Nesse sentido, os agentes políticos e econômicos nacionais, locais ou regionais, aliariam seus interesses na busca do crescimento econômico, mais ainda sob a ameaça do capital externo entrante, ameaçando o controle das corporações nacionais. Às expensas de poupança interna forçada — via apropriação de mais-valia por impostos —, a economia brasileira estruturaria seu parque produtivo impulsionada por uma papel mais relevante do Estado na formação de infra-estrutura e fomento da base de conhecimento. Em ambos os casos, do básico ao avançado, os fatores sistêmicos da economia brasileira teriam o Estado como ator legítimo.

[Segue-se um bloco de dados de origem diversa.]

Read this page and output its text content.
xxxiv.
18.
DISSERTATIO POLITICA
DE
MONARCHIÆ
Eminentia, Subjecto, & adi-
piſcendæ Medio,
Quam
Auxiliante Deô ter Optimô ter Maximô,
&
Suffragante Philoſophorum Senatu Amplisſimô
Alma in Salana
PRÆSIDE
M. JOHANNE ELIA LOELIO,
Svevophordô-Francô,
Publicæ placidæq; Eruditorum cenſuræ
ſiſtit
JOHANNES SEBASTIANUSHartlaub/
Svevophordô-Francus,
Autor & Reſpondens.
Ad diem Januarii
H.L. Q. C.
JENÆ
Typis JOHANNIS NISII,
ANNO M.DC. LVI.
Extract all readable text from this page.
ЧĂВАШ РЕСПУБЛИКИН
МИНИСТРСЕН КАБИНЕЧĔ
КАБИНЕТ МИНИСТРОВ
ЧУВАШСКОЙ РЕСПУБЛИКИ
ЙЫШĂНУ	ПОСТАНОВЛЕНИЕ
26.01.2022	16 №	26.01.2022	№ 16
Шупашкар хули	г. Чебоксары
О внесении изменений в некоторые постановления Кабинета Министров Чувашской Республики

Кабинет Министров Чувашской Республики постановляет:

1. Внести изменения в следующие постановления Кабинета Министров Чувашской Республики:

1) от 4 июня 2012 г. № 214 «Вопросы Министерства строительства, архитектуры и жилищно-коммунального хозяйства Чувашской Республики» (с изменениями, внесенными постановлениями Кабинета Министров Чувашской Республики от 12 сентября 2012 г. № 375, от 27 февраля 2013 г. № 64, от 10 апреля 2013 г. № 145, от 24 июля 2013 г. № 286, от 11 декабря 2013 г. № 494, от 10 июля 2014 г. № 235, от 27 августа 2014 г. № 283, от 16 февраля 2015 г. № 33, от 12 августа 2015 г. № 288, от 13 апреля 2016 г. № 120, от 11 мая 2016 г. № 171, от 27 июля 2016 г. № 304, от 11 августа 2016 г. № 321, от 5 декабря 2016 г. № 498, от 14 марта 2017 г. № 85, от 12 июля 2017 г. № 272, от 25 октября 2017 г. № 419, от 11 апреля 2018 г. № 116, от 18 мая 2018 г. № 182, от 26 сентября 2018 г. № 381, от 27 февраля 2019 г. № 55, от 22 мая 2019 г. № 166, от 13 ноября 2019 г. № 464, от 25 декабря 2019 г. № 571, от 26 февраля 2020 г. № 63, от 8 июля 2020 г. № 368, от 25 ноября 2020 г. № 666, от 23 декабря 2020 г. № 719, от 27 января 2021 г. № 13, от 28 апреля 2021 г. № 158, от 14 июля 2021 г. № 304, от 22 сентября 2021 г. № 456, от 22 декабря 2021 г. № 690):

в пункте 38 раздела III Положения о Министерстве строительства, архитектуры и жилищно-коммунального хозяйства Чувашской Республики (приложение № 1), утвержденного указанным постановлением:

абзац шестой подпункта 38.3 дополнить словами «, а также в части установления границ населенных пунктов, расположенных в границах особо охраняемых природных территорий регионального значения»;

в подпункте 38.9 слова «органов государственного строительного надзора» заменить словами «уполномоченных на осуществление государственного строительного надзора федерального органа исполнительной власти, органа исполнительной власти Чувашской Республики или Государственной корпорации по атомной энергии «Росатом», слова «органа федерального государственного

Dado que a competitividade das economias nacionais é algo mais que a simples agregação do desempenho de suas empresas, a reforma do SEB deveria ser conduzida sob a lógica da competitividade sistêmica do conjunto da economia do País, e não somente do âmbito intrínseco desse setor. Uma linha de fortalecimento sistêmico se daria pelo direcionamento de esforços públicos e governamentais para a constituição de atores globais brasileiros que, escorados no mercado interno, buscariam ocupar maiores espaços no exterior. Abrir-se-iam assim alternativas econômico-empresariais qualificadas para minimizar os impactos da reestruturação internacional sobre a economia brasileira. Um exemplo concreto e de sucesso deste movimento é exemplificado pela atuação da Petrobrás. Na mesmo sentido, embora de modo mais incipiente, o Sistema Eletrobrás criou uma área de atuação internacional focada na integração energética com países da América Latina.